Most of us are familiar with the acronym DUI, meaning “driving under the influence.”  A much smaller subset of the population will comprehend the meaning of DWB: “driving while black.”

            As a middle aged white guy, I would probably not have found out about it, but for some second hand experience.  A friend of ours used to work at one of the local Southern California movie theaters while he was in college.  He has since graduated, gotten married, has a twelve year old and teaches high school.  But one night while he was still in college, he drove home at the end of his shift around midnight.  He wasn’t alone; he had one of his coworkers with him, and he dropped him off on his way home.  Moments after dropping off his friend, a siren and flashing lights appeared in his rearview mirror.

            The first words out of the police officer’s mouth were, “How long have you been out of prison?”  Josh had not done anything wrong, had not been speeding, had not turned without using his signal.  Nothing.  He was stopped for one reason and one reason alone: his friend that he’d just dropped off happened to be black.  After telling him to get out of the car, looking through it with a flashlight, and making him open the trunk, the police officer let him go.

            I had a student a few years ago who was a sixty year old pastor of a tiny church in Littlerock.  After about a year and a half of taking classes, we had gotten off on some tangent in our class discussion and he happened to mention the issue of “driving while black” and told us stories about how many times he still got pulled over for no reason—on average about once a month.  He’d find himself asked to “step out of the vehicle” and would be subjected to an inspection, despite having broken no traffic laws.  But he was a black male, and he said that’s just par for the course.  He’d gotten to where he expected to be pulled over and he simply tried not to think about it too much or else he’d get mad.

            I’ve been driving for over forty years and I’ve only been pulled over twice, and both times that was for speeding.  The officer didn’t ask me to get out of the car.  He just wrote me a ticket.  But then I’m not black.

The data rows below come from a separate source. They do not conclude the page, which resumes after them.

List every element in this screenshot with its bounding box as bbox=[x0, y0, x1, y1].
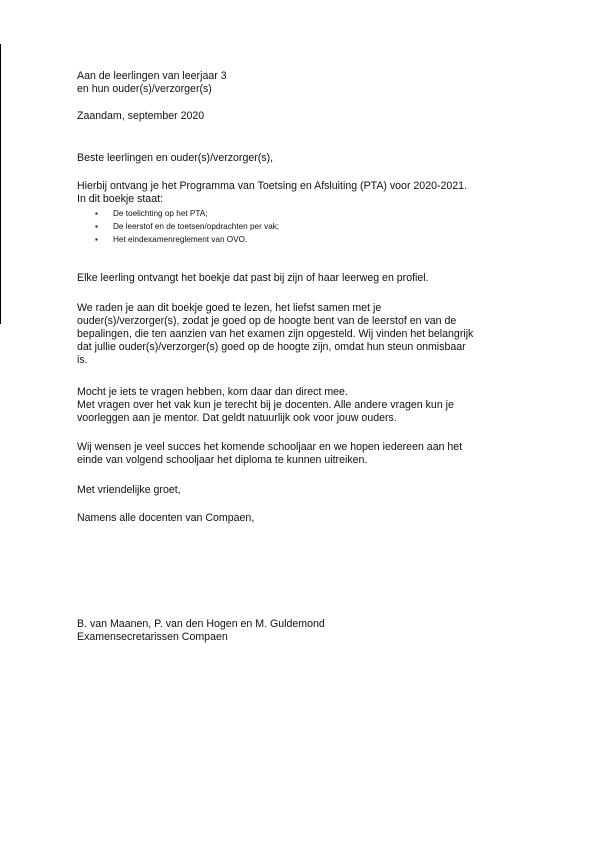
intro-line-2: In dit boekje staat: bbox=[77, 193, 163, 205]
paragraph-line: Elke leerling ontvangt het boekje dat past bij zijn of haar leerweg en profiel. bbox=[77, 272, 429, 284]
contents-bullet-list bbox=[95, 207, 279, 246]
signatory-names: B. van Maanen, P. van den Hogen en M. Guldemond bbox=[77, 618, 325, 630]
paragraph-line: is. bbox=[77, 354, 88, 366]
paragraph-line: voorleggen aan je mentor. Dat geldt natuurlijk ook voor jouw ouders. bbox=[77, 412, 397, 424]
paragraph-line: dat jullie ouder(s)/verzorger(s) goed op de hoogte zijn, omdat hun steun onmisbaar bbox=[77, 341, 466, 353]
sender-line: Namens alle docenten van Compaen, bbox=[77, 512, 255, 524]
intro-paragraph bbox=[77, 180, 467, 206]
addressee-line-1: Aan de leerlingen van leerjaar 3 bbox=[77, 70, 227, 82]
signatory-role: Examensecretarissen Compaen bbox=[77, 631, 228, 643]
list-item-text: De toelichting op het PTA; bbox=[113, 209, 208, 218]
paragraph-line: We raden je aan dit boekje goed te lezen, het liefst samen met je bbox=[77, 302, 382, 314]
addressee-block bbox=[77, 70, 227, 96]
closing: Met vriendelijke groet, bbox=[77, 484, 181, 496]
list-item-text: Het eindexamenreglement van OVO. bbox=[113, 235, 248, 244]
list-item bbox=[95, 207, 279, 220]
paragraph-line: einde van volgend schooljaar het diploma te kunnen uitreiken. bbox=[77, 454, 368, 466]
list-item bbox=[95, 220, 279, 233]
paragraph-line: Mocht je iets te vragen hebben, kom daar dan direct mee. bbox=[77, 386, 348, 398]
paragraph-line: Met vragen over het vak kun je terecht bij je docenten. Alle andere vragen kun je bbox=[77, 399, 454, 411]
wishes-paragraph bbox=[77, 441, 462, 467]
bullet-icon: ▪ bbox=[95, 222, 98, 231]
intro-line-1: Hierbij ontvang je het Programma van Toetsing en Afsluiting (PTA) voor 2020-2021. bbox=[77, 180, 468, 192]
paragraph-line: ouder(s)/verzorger(s), zodat je goed op de hoogte bent van de leerstof en van de bbox=[77, 315, 457, 327]
paragraph-line: bepalingen, die ten aanzien van het examen zijn opgesteld. Wij vinden het belangrijk bbox=[77, 328, 474, 340]
place-date: Zaandam, september 2020 bbox=[77, 110, 205, 122]
profile-paragraph bbox=[77, 272, 429, 285]
list-item bbox=[95, 233, 279, 246]
addressee-line-2: en hun ouder(s)/verzorger(s) bbox=[77, 83, 212, 95]
bullet-icon: ▪ bbox=[95, 209, 98, 218]
bullet-icon: ▪ bbox=[95, 235, 98, 244]
signatories-block bbox=[77, 618, 325, 644]
salutation: Beste leerlingen en ouder(s)/verzorger(s), bbox=[77, 152, 274, 164]
paragraph-line: Wij wensen je veel succes het komende schooljaar en we hopen iedereen aan het bbox=[77, 441, 463, 453]
list-item-text: De leerstof en de toetsen/opdrachten per vak; bbox=[113, 222, 280, 231]
read-booklet-paragraph bbox=[77, 302, 473, 367]
left-margin-rule bbox=[0, 44, 1, 324]
questions-paragraph bbox=[77, 386, 454, 425]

            And then there’s the story from one of the deacons at my church, who happens to be African American.  His oldest son works for a southern California police agency. 

            Meanwhile, his younger son has been pulled over repeatedly, asked to get out of the car, had his car searched, and has gotten a ticket for playing his music too loud; once, two other police cars showed up for one of these incidents as “backup.”  His older brother finds all this “peculiar,” to say the least, though he’s not overly surprised.  After all, he’s a young black male, too, and he has experienced it himself often enough—though once he shows his ID as a police officer, at least they don’t make him get out of his car. 

            I’d like to imagine that these sorts of incidents are out of the ordinary, merely unusual anecdotes that signify nothing.  But over the years I’ve been told too many stories by too many individuals: students, friends and colleagues—to make me not believe that something bad is going on.  The deacon, a middle aged man who works as an engineer periodically has to travel to other states for his company—reports that he finds he experiences similar incidents every place he travels.

            So recently, when I went to Wal-Mart to pick up a few things and I saw eight police cars surrounding a single car with two young black men in the parking lot, my first thought was different than what it might have been a few years ago.  Instead of wondering, “what have those to guys done wrong,” my first question was, “why are they hassling those two guys?  I’ll bet it’s because they’re black.”  The fact that I soon watched the two young black men drive away a few minutes later without even a ticket makes me suspect that my question was not entirely out of line.

            There is a reason why African Americans reacted differently to the OJ verdict than their white neighbors.  When you experience racism on a regular basis, it affects how you look at the world.  If you find yourself being watched, detained, stopped and questioned for no reason on a regular basis, you develop certain attitudes. When every time you walk into a department store you find yourself followed by a security guard, you come to believe that paranoia and the fear that “they don’t trust me because I’m black” is a rational response.  If someone gets kicked every day, don’t be surprised when they start getting nervous any time they see a pair of boots.

            Hundreds of years of slavery caused severe damage to us.  The trauma has not healed yet.  The former mayor (and current city council member) in my Southern California community happens to be African American, even though the city is mostly white and Republican.  So if you automatically assume middle aged white guys are bigots, you need to examine your own prejudices.  Our former mayor is very popular.  I want to hope that he’s not getting pulled over on a regular basis just for DWB. Optimistically, I’d like to think that we’re in remission now when it comes to racism; but then we keep reading about horrors in the newspaper almost every day.  We are obviously still not cured of the disease.  Perhaps some day we’ll think no more about the color of a man’s skin than we do about the color of his hair or the color of his eyes.  But sadly, that day has not arrived.